Chief Medical Officer for England Dame Sally Davies said: “Physical activity has extensive benefits for physical and mental health and wellbeing. parkrun delivers a space for people of all abilities, and all ages, to get our running shoes on and raise our heart rates with a supportive community that can help us to achieve our physical activity goals.

 

“parkrun and junior parkrun is community led, and community facing, allowing local authorities to benefit the health of their population by simply supporting parkrun with a location and helping it to be visible.”

 

parkruns do no have cut-off times and the final finisher is cheered as enthusiastically as the first.
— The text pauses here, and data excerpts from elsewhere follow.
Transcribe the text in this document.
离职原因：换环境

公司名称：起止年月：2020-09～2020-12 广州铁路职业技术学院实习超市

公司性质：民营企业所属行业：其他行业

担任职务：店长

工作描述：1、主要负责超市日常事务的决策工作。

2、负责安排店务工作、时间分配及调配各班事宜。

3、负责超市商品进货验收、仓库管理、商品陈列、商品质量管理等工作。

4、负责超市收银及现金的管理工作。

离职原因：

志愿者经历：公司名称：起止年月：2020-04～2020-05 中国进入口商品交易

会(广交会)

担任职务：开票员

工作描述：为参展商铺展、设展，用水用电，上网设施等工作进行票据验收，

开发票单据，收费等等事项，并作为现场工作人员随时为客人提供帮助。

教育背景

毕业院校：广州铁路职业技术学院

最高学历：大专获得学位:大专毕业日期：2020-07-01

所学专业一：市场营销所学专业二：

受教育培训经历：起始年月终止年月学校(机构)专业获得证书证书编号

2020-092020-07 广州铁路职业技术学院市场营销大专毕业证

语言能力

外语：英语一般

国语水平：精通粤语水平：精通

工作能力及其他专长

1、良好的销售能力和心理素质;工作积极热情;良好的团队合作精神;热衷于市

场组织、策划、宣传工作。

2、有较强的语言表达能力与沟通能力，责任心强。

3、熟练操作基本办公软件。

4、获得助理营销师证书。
Volunteer ambassadors are chosen for their inclusive and supportive attitudes and instill this into event directors and other volunteers.

 

Aaron Hill, whose 18-year-old son Andrew suffers from dyslexia, dyspraxia, autism and mild learning difficulties, believes parkrun has transformed Andrew from an inactive boy with low self-esteem to a physically active young man with a feeling of self-worth.

 

“Andrew’s conditions have always affected his confidence and his ability to interact socially and he shied away from sports and was excused from PE classes. But since he started running in 2013, the transformation that parkrun has had on his development has been astonishing. His running and general health and fitness continues to improve, and through volunteering he is making friends and learning leadership and social skills that will prove invaluable when he moves into the world of work.”

 

31-year-old Christina Ransom, who was diagnosed with Multiple Sclerosis 12 years ago, discovered parkrun in January 2015 and has been a regular participant ever since, as well as becoming a volunteer run director.

 

“My first parkrun took me an hour and 20 minutes to complete, and since then my fitness and confidence has improved so much that I can now complete the course in half that time. Everyone is supportive and upbeat and I got completely wrapped up in the atmosphere from my first experience – there’s no reason that anyone can’t do it.

 

“The feel-good factor I get from volunteering is a real added bonus, whether it be coordinating the 5k parkrun on Saturday or helping out at junior parkrun when my two children are taking part on Sunday.”